Her resume includes leading LVMH's prestigious champagne houses Moët & Chandon and Dom Pérignon to record results, a stint as Chief Growth Officer at Mars Wrigley, and a pivotal role as Chief Marketing Officer at Lacoste. Crucially, she brings direct jewelry industry experience from her time as Vice President of Marketing and Communications at Kering-owned jeweler Boucheron, giving her an intimate understanding of the market's unique dynamics.
In her first public statement as CEO, de Pablos-Barbier acknowledged the headwinds while projecting confidence in the brand's core strengths. "While the year was marked by macro headwinds, it has also highlighted opportunities to sharpen execution and strengthen brand desirability," she said. "My focus will be to navigate the current market environment, reduce our commodity exposure and course-correct in select areas to accelerate profitable growth."

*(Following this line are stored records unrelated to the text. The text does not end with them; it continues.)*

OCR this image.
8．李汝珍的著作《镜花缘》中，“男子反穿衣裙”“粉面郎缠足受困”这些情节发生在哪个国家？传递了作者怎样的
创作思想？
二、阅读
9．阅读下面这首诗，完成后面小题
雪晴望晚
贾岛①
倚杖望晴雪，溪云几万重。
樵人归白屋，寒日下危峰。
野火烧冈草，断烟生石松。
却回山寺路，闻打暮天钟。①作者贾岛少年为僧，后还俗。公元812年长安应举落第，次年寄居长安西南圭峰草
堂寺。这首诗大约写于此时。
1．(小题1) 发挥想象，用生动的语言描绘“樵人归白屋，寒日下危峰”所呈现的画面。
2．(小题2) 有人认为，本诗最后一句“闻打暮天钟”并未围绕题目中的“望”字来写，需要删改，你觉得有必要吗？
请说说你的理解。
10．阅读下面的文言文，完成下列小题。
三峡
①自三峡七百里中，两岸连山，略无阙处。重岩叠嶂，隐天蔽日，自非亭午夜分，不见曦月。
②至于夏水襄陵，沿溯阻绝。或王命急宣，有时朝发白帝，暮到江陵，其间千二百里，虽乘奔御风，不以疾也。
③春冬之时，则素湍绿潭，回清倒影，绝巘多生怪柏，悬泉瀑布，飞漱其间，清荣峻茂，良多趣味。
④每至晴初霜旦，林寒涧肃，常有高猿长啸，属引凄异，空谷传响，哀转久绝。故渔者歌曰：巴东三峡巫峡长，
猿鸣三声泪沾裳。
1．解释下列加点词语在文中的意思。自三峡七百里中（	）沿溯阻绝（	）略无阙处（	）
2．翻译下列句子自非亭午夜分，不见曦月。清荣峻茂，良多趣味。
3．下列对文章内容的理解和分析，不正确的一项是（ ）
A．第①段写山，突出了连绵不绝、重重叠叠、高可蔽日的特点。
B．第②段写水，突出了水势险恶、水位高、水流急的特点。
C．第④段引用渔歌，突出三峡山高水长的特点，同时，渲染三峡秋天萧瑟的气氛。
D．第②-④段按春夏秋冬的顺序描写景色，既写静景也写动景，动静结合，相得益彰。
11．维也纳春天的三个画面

Her emphasis on "brand desirability" and "sharpening execution" points toward a strategy focused not just on operational efficiency but on reinforcing Pandora’s emotional connection with consumers. Her full strategic vision is highly anticipated and will be unveiled alongside the audited full-year results on February 5, 2026.
The Squeeze of Precious Metals
One of the most significant challenges highlighted by the new CEO is the need to "reduce our commodity exposure." This is a direct response to the unprecedented surge in the prices of precious metals, the very foundation of Pandora's products. The company, which crafts its jewelry from recycled silver and gold, faces immense pressure on its gross margins from this external factor.
The year 2025 was record-breaking for both gold and silver. Gold prices flirted with historic highs, driven by geopolitical uncertainty and strong demand from central banks, with some analysts forecasting a continued upward trajectory in 2026. Silver experienced an even more dramatic run, topping $50 per ounce and hitting new all-time highs. This price volatility directly translates to higher manufacturing costs, a reality that impacts every player in the industry, from high-end ateliers to accessible luxury brands like Pandora.
Pandora’s plan to counter this through "creative innovation" is a strategic imperative. This likely involves a multi-pronged approach. Industry-wide responses include developing lighter, more intricate designs that use less metal, exploring innovative alloys, and placing greater design emphasis on craftsmanship, engraving, and the use of gemstones to create value.
Innovating Beyond the Karat
The push for "creative innovation" aligns perfectly with broader shifts in consumer values, particularly among younger Gen Z and Millennial shoppers. These demographics, which are rapidly becoming the dominant force in the luxury market, increasingly prioritize sustainability, unique design, and personal expression over sheer material weight.
Pandora is already well-positioned in this regard, with its long-standing commitment to using 100% recycled silver and gold. This sustainable practice is a powerful marketing tool and a genuine differentiator. The challenge now is to build on this foundation. By focusing on design innovation—potentially introducing new materials or elevating the role of lab-grown stones and other gems—Pandora can protect its margins while simultaneously appealing to the evolving tastes of modern consumers.
This strategy shifts the definition of value from the intrinsic cost of the metal to the artistry, story, and sustainability credentials of the finished piece. As de Pablos-Barbier stated, "Pandora continues to pursue significant untapped growth opportunities as a full jewellery brand. Our fundamentals are strong. We are building a bigger Pandora." This signals a future where growth is driven not just by expanding the brand's physical footprint, but by deepening its creative and emotional resonance in a rapidly changing world. The path forward involves turning the pressure of high commodity costs into a catalyst for a more innovative and sustainable future.